The state of the MT Dharma vessel reportedly owned by Alco Shipping Services, with the notable strap-line of “Because we care about our commitment”, is factually terrible. From presented evidence, it appears unseaworthy and despite the pleas of an experienced Master, his voice has been left unheard, until now.
The following statement is provided to Human Rights at Sea through its NGO partner, Justice Upheld, with permission to publish. View the original here.
[QUOTED AS SUBMITTED]
DATE – 18/10/2017
STATEMENT OF ALL CREW OF MT DHARMA
To, The Justice Upheld Lawyers of International Humanitarian organisation.
I am captain of MT DHARMA, ASHWANI KUMAR KATARIA.
I am working in Alco Shipping Services LLC since last 02/08/2015. My contract only 12 mont, I send my signoff letter in company last October 2016, and I send many time salary request in company but still no any response for salary and signoff, we are all 7 indian sea farers on board this vessel. My 27 month finish and other six crew members 21 month finish in this company on this vessel. Company don’t give salary and signoff. All crew 18-19 month salary ???(SUGGESTION: ending) our vessel condition also is very critical. Many hole have shipside and ship forpick totly damage. Our all crew health also not good, our engine also not working. Our condition is very critical. We are all belong to a poor family. Our parents also I tendon.

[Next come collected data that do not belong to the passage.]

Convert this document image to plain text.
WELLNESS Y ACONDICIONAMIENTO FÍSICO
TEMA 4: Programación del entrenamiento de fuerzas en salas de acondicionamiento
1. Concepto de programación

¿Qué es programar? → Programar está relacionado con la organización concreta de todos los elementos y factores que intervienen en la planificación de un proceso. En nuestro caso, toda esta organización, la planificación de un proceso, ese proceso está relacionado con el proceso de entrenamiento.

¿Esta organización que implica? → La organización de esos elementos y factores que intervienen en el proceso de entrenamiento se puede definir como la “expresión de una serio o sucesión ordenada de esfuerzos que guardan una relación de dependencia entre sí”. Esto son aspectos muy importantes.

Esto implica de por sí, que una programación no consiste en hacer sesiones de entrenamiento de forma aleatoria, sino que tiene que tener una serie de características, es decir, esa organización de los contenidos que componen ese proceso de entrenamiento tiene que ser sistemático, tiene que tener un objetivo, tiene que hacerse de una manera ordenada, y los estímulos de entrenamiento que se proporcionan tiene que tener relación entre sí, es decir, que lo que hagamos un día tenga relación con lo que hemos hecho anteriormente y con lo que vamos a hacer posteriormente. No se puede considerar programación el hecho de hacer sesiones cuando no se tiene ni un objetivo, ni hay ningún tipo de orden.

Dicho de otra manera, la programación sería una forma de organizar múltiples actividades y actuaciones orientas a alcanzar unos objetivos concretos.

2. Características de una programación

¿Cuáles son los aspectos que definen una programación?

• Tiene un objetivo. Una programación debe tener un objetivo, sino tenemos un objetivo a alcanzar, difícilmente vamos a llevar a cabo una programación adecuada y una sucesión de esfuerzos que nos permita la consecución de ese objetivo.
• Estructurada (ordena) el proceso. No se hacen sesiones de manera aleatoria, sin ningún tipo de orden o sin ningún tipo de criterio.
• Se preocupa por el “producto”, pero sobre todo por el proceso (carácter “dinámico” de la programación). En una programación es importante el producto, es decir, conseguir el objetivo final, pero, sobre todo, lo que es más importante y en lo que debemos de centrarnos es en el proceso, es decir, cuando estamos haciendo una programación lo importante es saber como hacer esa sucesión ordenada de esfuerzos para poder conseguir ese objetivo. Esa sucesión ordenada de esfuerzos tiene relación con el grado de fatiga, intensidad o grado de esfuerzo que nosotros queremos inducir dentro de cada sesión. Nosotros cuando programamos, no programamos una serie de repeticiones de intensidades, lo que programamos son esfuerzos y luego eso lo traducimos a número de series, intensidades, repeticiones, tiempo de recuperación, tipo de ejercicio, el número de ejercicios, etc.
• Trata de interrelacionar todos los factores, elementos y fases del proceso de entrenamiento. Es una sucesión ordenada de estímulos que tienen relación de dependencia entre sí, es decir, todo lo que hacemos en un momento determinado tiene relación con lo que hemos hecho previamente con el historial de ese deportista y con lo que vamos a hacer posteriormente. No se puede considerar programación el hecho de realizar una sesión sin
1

They waiting for us. When we come home and our parents look us, we want to see our parents. All crew physically condition is very bad. We many time call to company but anybody don’t pic our call. Our vessel condition is very critical in sea rough we all die here. We want to go home back and see our parents.
Thanks and regards
Ashwani Kumar Kataria, Master MV DHARMA.
In conclusion, seafarer abandonment is both a historic and on-going issue which must have a continuous and concerted effort and focus maintained on delivering an effective remedy against unscrupulous owners who put commercial values before human rights, and profit before people.